MIT Computer Science and Artificial Intelligence Laboratory, MIT, Cambridge, MA 02139, USA.
Bioinformatics. 2010 Dec 15;26(24):3028-34. doi: 10.1093/bioinformatics/btq590. Epub 2010 Oct 21.
Clusters of protein-DNA interaction events involving the same transcription factor are known to act as key components of invertebrate and mammalian promoters and enhancers. However, detecting closely spaced homotypic events from ChIP-Seq data is challenging because random variation in the ChIP fragmentation process obscures event locations.
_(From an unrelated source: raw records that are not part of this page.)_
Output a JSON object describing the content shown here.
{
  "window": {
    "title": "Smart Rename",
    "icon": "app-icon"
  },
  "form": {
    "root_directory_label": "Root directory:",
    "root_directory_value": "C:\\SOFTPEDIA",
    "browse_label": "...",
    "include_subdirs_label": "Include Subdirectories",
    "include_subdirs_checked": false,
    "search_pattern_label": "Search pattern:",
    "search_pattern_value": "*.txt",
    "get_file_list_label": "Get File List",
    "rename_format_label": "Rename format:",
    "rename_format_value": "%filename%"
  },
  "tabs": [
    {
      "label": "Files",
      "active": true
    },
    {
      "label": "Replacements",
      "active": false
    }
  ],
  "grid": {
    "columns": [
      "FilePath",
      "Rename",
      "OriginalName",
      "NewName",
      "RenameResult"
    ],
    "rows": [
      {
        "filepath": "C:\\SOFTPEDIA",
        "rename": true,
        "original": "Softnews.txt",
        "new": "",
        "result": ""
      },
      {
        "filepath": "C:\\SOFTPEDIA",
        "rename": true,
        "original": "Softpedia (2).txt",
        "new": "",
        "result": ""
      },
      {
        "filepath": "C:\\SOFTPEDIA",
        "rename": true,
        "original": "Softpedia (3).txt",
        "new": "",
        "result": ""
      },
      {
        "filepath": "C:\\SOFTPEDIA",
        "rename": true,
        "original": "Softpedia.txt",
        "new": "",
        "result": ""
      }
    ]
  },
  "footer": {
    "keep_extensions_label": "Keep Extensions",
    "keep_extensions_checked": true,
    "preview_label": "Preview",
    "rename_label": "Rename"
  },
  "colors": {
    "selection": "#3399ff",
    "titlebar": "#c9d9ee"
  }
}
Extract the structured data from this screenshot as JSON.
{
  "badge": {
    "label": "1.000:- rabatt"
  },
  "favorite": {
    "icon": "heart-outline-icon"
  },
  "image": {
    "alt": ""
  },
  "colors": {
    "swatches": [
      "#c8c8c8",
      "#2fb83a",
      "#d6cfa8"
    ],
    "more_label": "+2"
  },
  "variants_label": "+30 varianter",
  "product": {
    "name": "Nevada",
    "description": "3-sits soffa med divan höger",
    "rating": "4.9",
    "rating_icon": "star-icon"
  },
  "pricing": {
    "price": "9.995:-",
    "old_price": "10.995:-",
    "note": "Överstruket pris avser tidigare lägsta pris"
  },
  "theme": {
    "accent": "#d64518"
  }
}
The Genome Positioning System (GPS) can predict protein-DNA interaction events at high spatial resolution from ChIP-Seq data, while retaining the ability to resolve closely spaced events that appear as a single cluster of reads. GPS models observed reads using a complexity penalized mixture model and efficiently predicts event locations with a segmented EM algorithm. An optional mode permits GPS to align common events across distinct experiments. GPS detects more joint events in synthetic and actual ChIP-Seq data and has superior spatial resolution when compared with other methods. In addition, the specificity and sensitivity of GPS are superior to or comparable with other methods.
已知涉及相同转录因子的蛋白质-DNA 相互作用簇是作为无脊椎动物和哺乳动物启动子和增强子的关键组成部分发挥作用的。然而,从 ChIP-Seq 数据中检测紧密间隔的同型事件具有挑战性,因为 ChIP 片段化过程中的随机变化掩盖了事件位置。
基因组定位系统(GPS)可以从 ChIP-Seq 数据以高空间分辨率预测蛋白质-DNA 相互作用事件,同时保留解析似乎为单个读取簇的紧密间隔事件的能力。GPS 使用复杂惩罚混合模型来模拟观察到的读取,并使用分段 EM 算法有效地预测事件位置。可选模式允许 GPS 在不同实验之间对齐常见事件。GPS 在合成和实际 ChIP-Seq 数据中检测到更多的联合事件,并且与其他方法相比具有更高的空间分辨率。此外,GPS 的特异性和灵敏度优于或与其他方法相当。